Publié le 22 juin 2020

La crise sanitaire que nous traversons impacte très fortement l’activité économique de notre pays. Plus qu’un ralentissement, elle a connu un véritable coup d’arrêt brutal lors du confinement. Pour veiller à protéger ses salariés sur tous les plans, la branche du travail temporaire poursuit sa mobilisation et sécurise l’employabilité des salariés intérimaires qui se sont retrouvés au chômage du fait de la crise.

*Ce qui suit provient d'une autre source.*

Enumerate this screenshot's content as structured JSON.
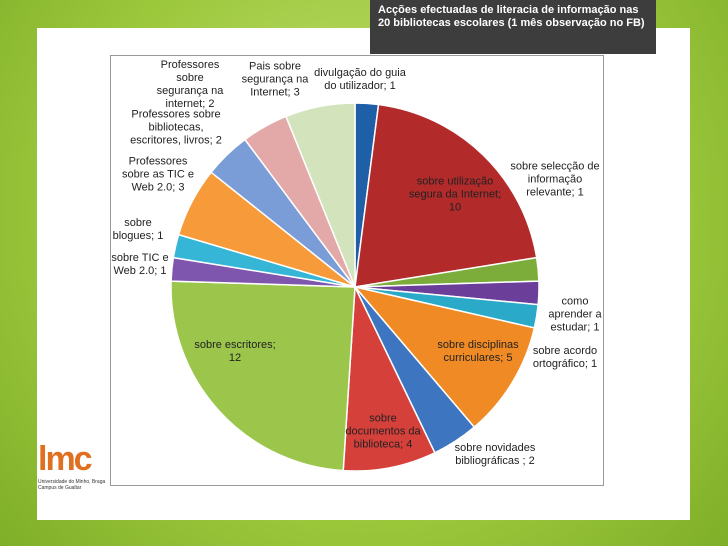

La branche poursuit, grâce à un dialogue social très constructif, son accompagnement au plus près des salariés intérimaires. Après avoir garanti la protection et la sécurité sanitaire de tous (salariés intérimaires et permanents) via deux décisions paritaires unanimes, les organisations syndicales de salariés et Prism’emploi s’engagent pour préserver l’employabilité des salariés intérimaires par le biais de la formation.

   

Un dispositif mis à leur service : la préparation opérationnelle à l’emploi collective (POEC)

Les partenaires sociaux de la branche ont décidé, lors de la Commission paritaire nationale pour l’emploi (CPNE) du 10 juin, d’agir en vue de sécuriser l’employabilité des salariés intérimaires qui se sont retrouvés au chômage du fait de la crise économique et sanitaire, en assouplissant, les règles de mise en oeuvre de la préparation opérationnelle à l’emploi collective (POEC).
Ce dispositif, qui permet de former des demandeurs d’emploi aux métiers pour lesquels les entreprises rencontrent des difficultés de recrutement, devra permettre aux salariés intérimaires sans emploi d’être accompagné vers un retour au plus près des opportunités d’emploi.

   

Un assouplissement exceptionnel et sur-mesure

À titre exceptionnel et temporaire, jusqu’au 31 décembre 2020, la CPNE a décidé d’assouplir les règles de mise en oeuvre des POEC en vigueur dans la branche :

  • Elle ouvre ainsi la possibilité pour les ETT et les ETTI (entreprises de travail temporaire d’insertion) de proposer à des candidats des POEC. Ces formations visent aussi bien l’acquisition de compétences liées aux métiers figurant sur la liste déterminée par la CPNE que des actions de formation plus généralistes favorisant l’insertion des personnes (telles que notamment l’acquisition de compétences transverses ou la préparation à l’emploi).
  • Elle lève la règle liée à l’engagement d’emploi de 6 mois à l’issue de la POEC tout en soulignant l’exigence d’une insertion professionnelle à l’issue du parcours. L’obligation pour l’ETT, dès le début du parcours en POEC, de transmettre à AKTO un engagement de mission en lien avec ce parcours n’est plus exigée, à titre temporaire.
  • Elle précise que les personnes ciblées en priorité par l’ensemble de ces assouplissements sont les salariés intérimaires qui se sont retrouvés au chômage du fait de la crise économique et sanitaire et sont de ce fait les plus impactés par la perte d’emploi.

   

Ces assouplissements exceptionnels et temporaires s’appliquent aux POEC démarrant à compter du 10 juin.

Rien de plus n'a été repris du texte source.